2023-08-15: I have many complaints, some about Nietzsche, some about the author. The book isn't horrible or anything, just there's a lot of bullshit in there where Nietzsche and the author make incorrect assumptions. Humans are animals and the function of animals is to exist. All that blathering on about heroism and what not is just them trying to make sense of something that doesn't make sense. Now, if we want to make the world nicer I certainly think that's a good idea and I think doing away with violence would be nice touch. If we want to pretend we're better than the other animals then being the animal that gave up violence would be step in the right direction. I think though that Nietzsche is laboring under the delusion that we're special... we'll see.

2023-08-17: I'm at 38% and it unlikely that I'll finish. Too much of Nietzsche's philosophy* is bullshit about the "will to power" and how desirable struggle and warfare are. It's a load of proto-fascist shit I understand that he wrote other things that basically say "I didn't mean it like that" or that indicate he didn't actually support "might makes right" as a general principle but IMO that means he's either two-faced or a shitty writer. If you write things that can be interpreted as contrary to your beliefs, without making an effort to bend the work, then you either don't know how to say what you mean or you didn't bother to give to much thought to the words you were writing. The book gives me the impression that Nietzsche was the latter. That he was over passionate about getting his brilliant thoughts on paper and didn't give much thought to whether they really reflected his beliefs.

Based on 38% of this book (😉) I think his fundamental problem was that he underestimated humanity. If you give people a life of comfort and leisure then yes, many people are essentially going to waste their life consuming entertainment. But, many people will be unsatisfied with that and go looking for things to do. Some of those things will also be a waste of time, but some will not. Changing tack, Nietzsche's just too focused on the individual. Individual's don't matter. How many amazing people have lived and no one knows their name? Since we invented writing that's probably improved but most of the people we learn about still aren't that important. How many scientific discoveries turn out to have been made by multiple people working individually? If someone wasn't available to fill a role then it's pretty likely that someone else would have stepped up, and if they hadn't then history would be different but no one be complaining about that missing person. None of which is say that society should suppress the individual in favor of the group, we have to find the right balance.

But Nietzsche didn't see that. He was hung up on his ubermensch bullshit and his "will to power" and consequently he comes across as a proto-fascist. And if you come across that way then you are, even if you're not. Shitty writer?
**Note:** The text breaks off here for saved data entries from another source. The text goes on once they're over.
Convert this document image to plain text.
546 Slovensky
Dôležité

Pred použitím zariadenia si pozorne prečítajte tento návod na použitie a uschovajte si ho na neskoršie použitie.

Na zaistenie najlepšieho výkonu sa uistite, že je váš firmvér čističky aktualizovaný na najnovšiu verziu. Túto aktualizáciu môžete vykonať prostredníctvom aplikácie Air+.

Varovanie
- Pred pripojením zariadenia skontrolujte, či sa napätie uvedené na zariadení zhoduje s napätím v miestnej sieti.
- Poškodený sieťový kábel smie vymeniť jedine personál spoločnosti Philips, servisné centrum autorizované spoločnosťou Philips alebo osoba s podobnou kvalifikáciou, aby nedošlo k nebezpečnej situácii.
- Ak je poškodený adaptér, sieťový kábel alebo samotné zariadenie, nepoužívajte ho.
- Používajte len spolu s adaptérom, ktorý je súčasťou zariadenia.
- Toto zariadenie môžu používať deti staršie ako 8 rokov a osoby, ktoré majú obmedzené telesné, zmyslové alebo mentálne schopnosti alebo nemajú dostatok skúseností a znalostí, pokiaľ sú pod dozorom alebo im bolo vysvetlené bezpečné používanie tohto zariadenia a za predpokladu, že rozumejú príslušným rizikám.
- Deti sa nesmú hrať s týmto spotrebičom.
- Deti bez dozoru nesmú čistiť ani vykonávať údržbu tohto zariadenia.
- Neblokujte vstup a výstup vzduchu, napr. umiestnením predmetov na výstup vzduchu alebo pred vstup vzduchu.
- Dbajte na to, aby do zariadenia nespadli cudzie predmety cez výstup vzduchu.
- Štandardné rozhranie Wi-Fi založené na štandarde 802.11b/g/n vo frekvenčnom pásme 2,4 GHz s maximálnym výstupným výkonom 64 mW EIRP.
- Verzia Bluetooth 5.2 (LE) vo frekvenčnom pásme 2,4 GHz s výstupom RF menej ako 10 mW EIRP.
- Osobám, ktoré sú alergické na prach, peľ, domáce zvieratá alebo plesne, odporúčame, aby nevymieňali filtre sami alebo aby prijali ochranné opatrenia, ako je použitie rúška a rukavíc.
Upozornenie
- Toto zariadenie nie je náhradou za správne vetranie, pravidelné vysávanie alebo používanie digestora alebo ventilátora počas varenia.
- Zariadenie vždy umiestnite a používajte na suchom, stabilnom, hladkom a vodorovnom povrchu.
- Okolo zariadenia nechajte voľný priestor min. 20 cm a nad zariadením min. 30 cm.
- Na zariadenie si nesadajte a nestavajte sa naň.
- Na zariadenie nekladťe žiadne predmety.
I will also note that I'm a 57 year old dude who's lived a comfy life and despite that and Nietzsche's view that "how can anyone become a thinker if he does not spend at least a third of the day without passions, people, and books?" here I am spending way to much time thinking about his thoughts and how full of shit he was. Which is not a disaster, IMO everyone is an simultaneously an idiot and a genius, the difference is the question they're answering. So while I think his over focus on the individual and struggle are shit there's still some good stuff in his writing, the problem seems to be the amount shit you have to wade through to find it.

...

* Note: Read as "Nietzsche's philosophy as presented in this book". I'm not a scholar or interested in being one. I've read other things about Nietzsche and his work but I'm mostly reacting to what's presented here.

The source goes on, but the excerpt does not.